CourtCourt of Appeals of Texas
DecidedFebruary 17, 2006
Docket03-03-00524-CV
StatusPublished

This text of Louis Pearson and Deborah Pearson v. Patricia Fullingim D/B/A "Awesome Air & Heat Service" (Louis Pearson and Deborah Pearson v. Patricia Fullingim D/B/A "Awesome Air & Heat Service") is published on Counsel Stack Legal Research, covering Court of Appeals of Texas primary law. Counsel Stack provides free access to over 12 million legal documents including statutes, case law, regulations, and constitutions.

Bluebook
Louis Pearson and Deborah Pearson v. Patricia Fullingim D/B/A "Awesome Air & Heat Service", (Tex. Ct. App. 2006).

Opinion

TEXAS COURT OF APPEALS, THIRD DISTRICT, AT AUSTIN



NO. 03-03-00524-CV

Louis Pearson and Deborah Pearson, Appellants



v.



Patricia Fullingim d/b/a Awesome Air & Heat Service, Appellee



FROM THE COUNTY COURT AT LAW NO. 1 OF TRAVIS COUNTY

NO. 264,852, HONORABLE J. DAVID PHILLIPS, JUDGE PRESIDING

M E M O R A N D U M O P I N I O N


Appellant Louis Pearson appeals the trial court's default judgment in favor of appellee Fullingim, d/b/a Awesome Air & Heat Service ("Awesome Air"), arguing that (1) the trial court erred by denying his motion for new trial when he did not receive notice of the trial, (2) the petition does not support a default judgment, and (3) the evidence is factually insufficient. (1) We will affirm the judgment.



BACKGROUND

In December 2001, Louis and Deborah Pearson signed a contract related to the purchase and installation of an HVAC system in their home by Awesome Air. The Pearsons later decided not to use Awesome Air's services or products. On August 8, 2002, Awesome Air filed suit against the Pearsons for breach of contract. The Pearsons were each served with citation and answered separately, (2) asserting that the signed document was an estimate rather than a contract, and that they had been told they only needed to sign it for insurance purposes. The handwritten answers were file-stamped September 20 and October 11, respectively. Awesome Air filed a notice of hearing on October 30, setting trial for December 19. After the Pearsons failed to appear at trial, the trial court heard evidence and signed a default judgment in favor of Awesome Air for $3,101.39 in damages, $310.14 in pre-judgment interest, $245 in costs of court, $2,330 in attorney fees, and additional attorney's fees in the event of an appeal.

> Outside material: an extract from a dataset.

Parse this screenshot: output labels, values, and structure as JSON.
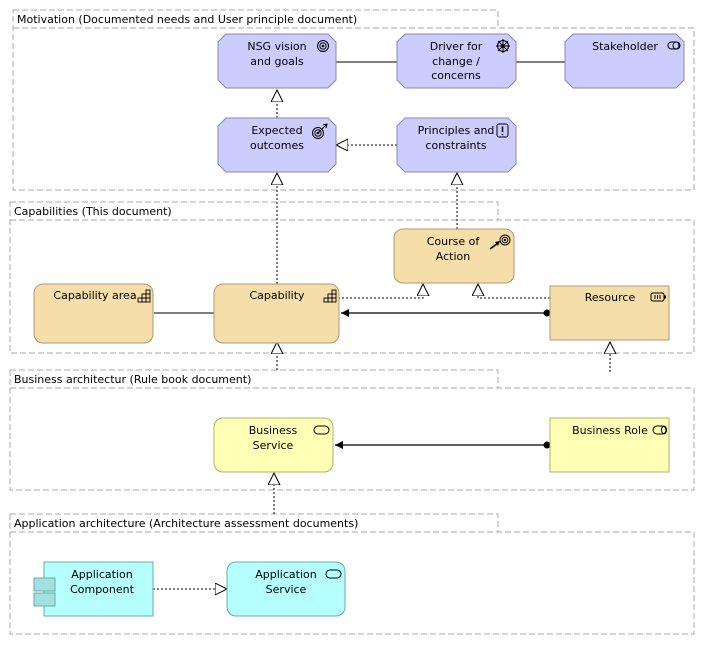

The Pearsons filed a motion for new trial on February 21, 2003, alleging that they did not receive notice of the trial setting and were unaware that the trial had occurred or that a judgment had been signed until a writ of execution was attempted at Mrs. Pearson's place of business on February 5. (3) A hearing on the motion for new trial was held on March 24. (4) The trial court denied Mr. Pearson's motion, but granted Mrs. Pearson's. Awesome Air subsequently dismissed its suit against Mrs. Pearson. This appeal followed.

DISCUSSION

In three issues, Mr. Pearson argues that the default judgment should be reversed because (1) he did not receive notice of the trial setting, (2) the petition does not support the judgment, and (3) the evidence is factually insufficient to support the award.



Notice of trial

A post-answer default may be set aside only if a defendant proves three elements: (1) his nonappearance was not intentional or the result of conscious indifference; (2) a meritorious defense; and (3) a new trial would cause neither delay nor undue prejudice. (5) Mathis v. Lockwood, 166 S.W.3d 743, 744 (Tex. 2005); Cliff v. Huggins, 724 S.W.2d 778, 779 (Tex. 1987) (citing Craddock v. Sunshine Bus Lines, 133 S.W.2d 124, 126 (Tex. 1939)). Although a "slight excuse" will often suffice to set aside a default judgment, the defaulting party must provide some excuse for failing to timely appear. Comanche Nation v. Fox, 128 S.W.3d 745, 750 (Tex. App.--Austin 2004, no pet.). When applying the Craddock test, the trial court looks to the knowledge and acts of the defendant as contained in the record before the court. Holt Atherton Indus., Inc. v. Heine, 835 S.W.2d 80, 82 (Tex. 1992). If all three elements of the Craddock test are met, the trial court abuses its discretion by not granting a new trial. Bank One, Tex., N.A. v. Moody, 830 S.W.2d 81, 85 (Tex. 1992).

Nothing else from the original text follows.